新編 日本の面影

新編 日本の面影

ラフカディオ・ハーン / 池田 雅之

出版社:KADOKAWA 出版年月日:2000/09/22

KADOKAWA | 2000/09/22

4.00
本棚登録:5人

みんなの感想

感想

ハーンの著作は若い頃から愛読しているが、この新編は本当に素晴らしい。新訳ということで最初は少し心配だったが、むしろ現代人にも読みやすくなっており、かつ詩情を失っていない。
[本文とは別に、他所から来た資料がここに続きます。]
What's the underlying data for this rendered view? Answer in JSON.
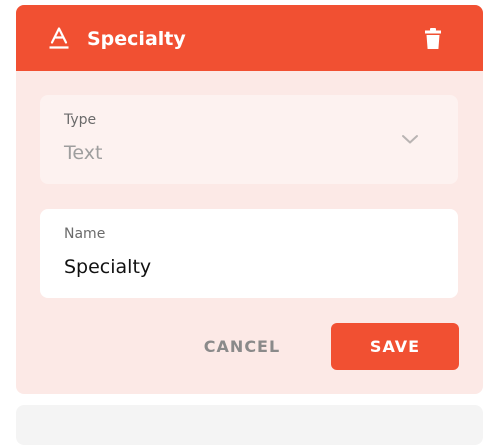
{
  "card": {
    "title": "Specialty",
    "header_icon": "text-field-icon",
    "delete_icon": "trash-icon",
    "accent_color": "#f15032",
    "background_color": "#fce9e6"
  },
  "type_field": {
    "label": "Type",
    "value": "Text",
    "icon": "chevron-down-icon"
  },
  "name_field": {
    "label": "Name",
    "value": "Specialty"
  },
  "actions": {
    "cancel_label": "CANCEL",
    "save_label": "SAVE"
  }
}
八十年も生きていると、ハーンが百三十年以上前に感じた日本への驚嘆と敬愛がいっそう身にしみてわかるようになった。 松江の風景、出雲大社での厳粛な体験、日本人の微笑の謎まで、彼が西洋人の目で捉えた我々の国の本質的な美しさは今も色褪せていない。むしろ、高度成長とその後の変化を経験した私たちだからこそ、ハーンが拾い集めた日本の面影の貴さが深く感じられる。 昨今いろいろな新刊をチェックしているが、この古典の新しい装いは、人生の最後の時間を味わい深く過ごすのに最適だ。ゆっくり、繰り返し読む価値のある一冊である。

感想

ハーンが日本という国をどう見つめていたのか、それが知りたくて手にしました。西洋人の視点から描かれた日本という設定は正直なところ少し照れくさいところもあるのですが、読み始めると自分たちが当たり前だと思っていることの奥深さに気づかされる。松江の風景、出雲大社での経験、そして日本人の微笑の謎など、どの章も詩情に満ちていて、ゆったりとした時間の中で読むのにぴったりです。 何より嬉しいのは、新訳という点。古めかしさがなく、現代の私たちにもスッと入ってくる日本語になっています。年を重ねた今だからこそ、異国人の目を通して自分たちの国を再発見する喜びというのがあるんだなあと感じました。自営業で毎日忙しいですが、寝る前の少しの時間でも読んでいて心が落ち着く。日本についてあらためて考えてみたい方には、本当にお勧めできる一冊ですよ。

感想

ハーンの日本観を知りたくて手に取りました。西洋人の視点から見た明治時代の日本——その神聖さや精神性を丁寧に描写する姿勢は理解できます。特に出雲大社訪問記や松江の描写には、対象への向き合う誠実さが感じられました。 ただ、正直なところ、現代の読者にとってはやや距離感があるかもしれません。アニミスティックな世界観の表現は詩情的ですが、時間を重ねた翻訳による文体の古さもあり、ページを進めるのに少なからず集中力が必要でした。技術書に比べると、文献を読むようなリズムです。 日本文化を外部の視点から検証したい、あるいはハーンの文学世界を入門的に知りたいという目的なら確実な一冊ですし、選抜された11編という構成もバランスが良い。ただ、これまでハーンを読んでいない方にとっては、もう少し取っつきやすい入口があるのではないかと感じました。文学的価値は十分ですが、万人向けかどうかはやや疑問です。